Legrand la observó desde su ventana mientras abandonaba el edificio y subía a su Alfa Romeo. Era la tercera vez que lo rechazaba, se dijo. ¿Qué le pasaba? Otras mujeres no reaccionaban de aquella forma. Parecía que no deseaba que la tocase. Lo desairaba continuamente y no obstante no parecía tener ningún problema en permitir que Rheinfeld le cogiera la mano durante horas.

Se apartó de la ventana y cogió el teléfono.

—Paulette, ¿puedes hacerme el favor de comprobar si el doctor Delavigne tiene hora hoy para evaluar el tratamiento de uno de los pacientes? Klaus Rheinfeld… Ah, ¿sí? Vale, ¿puedes llamarlo y decirle que me encargo yo? Eso es… Gracias, Paulette.

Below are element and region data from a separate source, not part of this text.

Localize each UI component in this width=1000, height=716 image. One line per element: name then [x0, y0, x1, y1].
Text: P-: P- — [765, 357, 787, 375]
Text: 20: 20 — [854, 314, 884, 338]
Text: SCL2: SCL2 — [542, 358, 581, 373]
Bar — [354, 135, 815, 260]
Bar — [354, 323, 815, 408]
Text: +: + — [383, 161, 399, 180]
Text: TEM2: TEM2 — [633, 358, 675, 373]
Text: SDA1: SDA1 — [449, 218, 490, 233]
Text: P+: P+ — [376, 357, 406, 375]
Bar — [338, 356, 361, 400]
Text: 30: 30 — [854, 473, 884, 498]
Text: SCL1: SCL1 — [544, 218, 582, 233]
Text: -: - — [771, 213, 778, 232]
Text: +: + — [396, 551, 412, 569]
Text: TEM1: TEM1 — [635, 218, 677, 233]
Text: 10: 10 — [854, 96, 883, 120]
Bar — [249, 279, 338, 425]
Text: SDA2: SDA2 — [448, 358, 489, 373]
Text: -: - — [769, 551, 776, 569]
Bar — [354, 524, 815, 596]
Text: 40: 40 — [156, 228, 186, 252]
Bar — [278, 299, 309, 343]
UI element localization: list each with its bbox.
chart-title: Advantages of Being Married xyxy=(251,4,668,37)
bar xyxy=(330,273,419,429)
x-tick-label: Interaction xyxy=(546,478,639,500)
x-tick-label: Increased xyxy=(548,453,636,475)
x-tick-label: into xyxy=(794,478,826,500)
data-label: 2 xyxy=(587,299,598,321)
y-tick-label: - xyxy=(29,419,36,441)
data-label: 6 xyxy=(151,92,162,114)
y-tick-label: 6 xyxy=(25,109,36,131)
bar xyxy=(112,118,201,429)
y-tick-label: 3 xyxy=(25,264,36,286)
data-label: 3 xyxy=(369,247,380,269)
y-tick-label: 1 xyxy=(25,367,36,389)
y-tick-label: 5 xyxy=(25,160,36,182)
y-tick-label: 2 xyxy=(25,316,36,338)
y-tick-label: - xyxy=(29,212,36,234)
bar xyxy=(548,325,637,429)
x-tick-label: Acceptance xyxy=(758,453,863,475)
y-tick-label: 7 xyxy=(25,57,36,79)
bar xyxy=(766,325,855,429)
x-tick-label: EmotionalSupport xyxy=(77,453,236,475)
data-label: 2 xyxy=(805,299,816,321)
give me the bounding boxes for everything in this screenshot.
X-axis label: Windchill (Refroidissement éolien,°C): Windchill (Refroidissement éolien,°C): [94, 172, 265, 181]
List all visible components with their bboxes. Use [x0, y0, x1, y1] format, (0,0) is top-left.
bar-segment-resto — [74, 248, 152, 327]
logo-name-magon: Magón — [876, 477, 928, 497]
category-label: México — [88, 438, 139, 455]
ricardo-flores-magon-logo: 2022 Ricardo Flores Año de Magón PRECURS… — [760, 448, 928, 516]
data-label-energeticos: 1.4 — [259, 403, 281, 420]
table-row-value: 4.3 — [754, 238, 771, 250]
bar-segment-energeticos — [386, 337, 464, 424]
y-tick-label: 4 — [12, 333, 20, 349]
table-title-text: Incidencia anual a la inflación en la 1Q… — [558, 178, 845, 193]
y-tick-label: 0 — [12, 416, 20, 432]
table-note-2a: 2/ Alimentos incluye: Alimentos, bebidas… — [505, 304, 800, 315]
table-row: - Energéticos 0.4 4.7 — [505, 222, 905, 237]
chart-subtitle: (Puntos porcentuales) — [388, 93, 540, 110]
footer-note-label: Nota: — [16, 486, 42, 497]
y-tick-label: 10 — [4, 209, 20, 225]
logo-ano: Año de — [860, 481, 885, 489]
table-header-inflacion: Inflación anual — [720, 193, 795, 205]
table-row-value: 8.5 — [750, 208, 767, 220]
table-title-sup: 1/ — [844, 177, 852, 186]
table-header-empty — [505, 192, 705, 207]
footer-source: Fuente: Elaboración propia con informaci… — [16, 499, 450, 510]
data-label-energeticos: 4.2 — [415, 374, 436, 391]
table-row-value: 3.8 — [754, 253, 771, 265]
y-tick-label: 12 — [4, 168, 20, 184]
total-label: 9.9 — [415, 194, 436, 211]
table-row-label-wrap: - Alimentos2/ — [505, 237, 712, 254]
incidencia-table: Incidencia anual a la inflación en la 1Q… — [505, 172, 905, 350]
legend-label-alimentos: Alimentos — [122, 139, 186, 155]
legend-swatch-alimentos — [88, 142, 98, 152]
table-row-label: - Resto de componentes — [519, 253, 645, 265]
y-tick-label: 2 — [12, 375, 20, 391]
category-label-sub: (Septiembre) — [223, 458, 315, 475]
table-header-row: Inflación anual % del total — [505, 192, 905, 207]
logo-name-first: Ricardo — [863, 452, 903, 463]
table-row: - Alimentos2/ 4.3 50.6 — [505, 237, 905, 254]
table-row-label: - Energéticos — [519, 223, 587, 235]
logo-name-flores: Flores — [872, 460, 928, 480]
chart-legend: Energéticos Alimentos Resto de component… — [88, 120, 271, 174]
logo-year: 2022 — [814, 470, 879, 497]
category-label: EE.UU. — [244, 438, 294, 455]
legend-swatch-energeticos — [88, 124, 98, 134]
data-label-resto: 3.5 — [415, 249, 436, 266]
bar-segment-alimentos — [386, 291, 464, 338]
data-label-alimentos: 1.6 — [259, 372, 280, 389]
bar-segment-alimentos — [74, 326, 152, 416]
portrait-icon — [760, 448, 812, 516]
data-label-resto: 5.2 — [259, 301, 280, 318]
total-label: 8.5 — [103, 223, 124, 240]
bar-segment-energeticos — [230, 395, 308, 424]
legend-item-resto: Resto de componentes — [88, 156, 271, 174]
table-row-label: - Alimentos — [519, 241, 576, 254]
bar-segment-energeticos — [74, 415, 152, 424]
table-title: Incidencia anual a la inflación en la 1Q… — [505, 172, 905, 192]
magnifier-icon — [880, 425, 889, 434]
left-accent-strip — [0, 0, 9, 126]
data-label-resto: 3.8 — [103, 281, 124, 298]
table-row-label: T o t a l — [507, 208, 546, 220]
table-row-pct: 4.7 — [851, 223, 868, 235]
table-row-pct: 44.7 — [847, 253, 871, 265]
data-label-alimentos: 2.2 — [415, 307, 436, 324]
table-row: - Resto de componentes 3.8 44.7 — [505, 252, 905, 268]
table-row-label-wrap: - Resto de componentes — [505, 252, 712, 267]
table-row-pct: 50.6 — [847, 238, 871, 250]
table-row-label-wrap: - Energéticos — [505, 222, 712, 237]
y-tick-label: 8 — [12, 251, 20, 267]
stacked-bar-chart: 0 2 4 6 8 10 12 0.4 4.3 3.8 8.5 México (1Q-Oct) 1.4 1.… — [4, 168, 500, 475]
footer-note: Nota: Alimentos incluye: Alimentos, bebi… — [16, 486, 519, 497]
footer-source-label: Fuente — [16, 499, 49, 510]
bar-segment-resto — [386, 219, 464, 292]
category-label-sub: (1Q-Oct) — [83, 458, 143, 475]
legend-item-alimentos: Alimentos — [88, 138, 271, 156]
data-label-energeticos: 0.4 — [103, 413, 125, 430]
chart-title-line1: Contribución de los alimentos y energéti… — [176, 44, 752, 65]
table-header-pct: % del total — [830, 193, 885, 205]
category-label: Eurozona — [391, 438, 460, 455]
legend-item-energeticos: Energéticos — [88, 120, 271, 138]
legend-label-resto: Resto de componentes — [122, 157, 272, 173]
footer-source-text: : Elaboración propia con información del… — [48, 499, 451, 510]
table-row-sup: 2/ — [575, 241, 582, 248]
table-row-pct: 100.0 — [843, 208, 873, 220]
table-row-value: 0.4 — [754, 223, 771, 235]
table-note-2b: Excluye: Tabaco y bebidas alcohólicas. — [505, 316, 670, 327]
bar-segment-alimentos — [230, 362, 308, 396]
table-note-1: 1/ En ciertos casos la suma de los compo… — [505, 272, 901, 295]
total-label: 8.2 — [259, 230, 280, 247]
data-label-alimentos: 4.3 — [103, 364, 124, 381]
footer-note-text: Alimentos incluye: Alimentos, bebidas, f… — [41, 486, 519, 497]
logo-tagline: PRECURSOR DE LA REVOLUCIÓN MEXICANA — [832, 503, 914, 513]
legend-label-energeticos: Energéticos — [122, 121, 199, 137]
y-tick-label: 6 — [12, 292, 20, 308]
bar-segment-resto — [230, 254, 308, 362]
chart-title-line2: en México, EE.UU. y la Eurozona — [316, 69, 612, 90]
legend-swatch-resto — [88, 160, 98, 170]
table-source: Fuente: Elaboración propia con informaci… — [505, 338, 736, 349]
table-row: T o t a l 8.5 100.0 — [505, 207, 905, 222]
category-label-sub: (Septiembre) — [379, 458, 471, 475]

Rheinfeld estaba de nuevo en su celda acolchada, cantando para sus adentros, satisfecho y pensando en Anna, cuando oyó el tintineo de las llaves en el pasillo y la puerta se abrió.

—Dejadme a solas con él —ordenó una voz que reconoció. Rheinfeld se encogió con los ojos desorbitados de temor cuando el doctor Legrand entró en la celda y cerró la puerta a sus espaldas silenciosamente.

Legrand se acercó y Rheinfeld retrocedió cuanto pudo hasta el rincón. El psiquiatra se irguió sobre él, sonriente.

—Hola, Klaus —dijo con voz suave.

Entonces echó el pie hacia atrás y le propinó una patada en el estómago. Rheinfeld se retorció, indefenso y dolorido, resollando sin aliento.

Legrand le dio otra patada, y después otra. Mientras recibía golpes sin cesar, Klaus Rheinfeld no podía sino llorar y desear la muerte.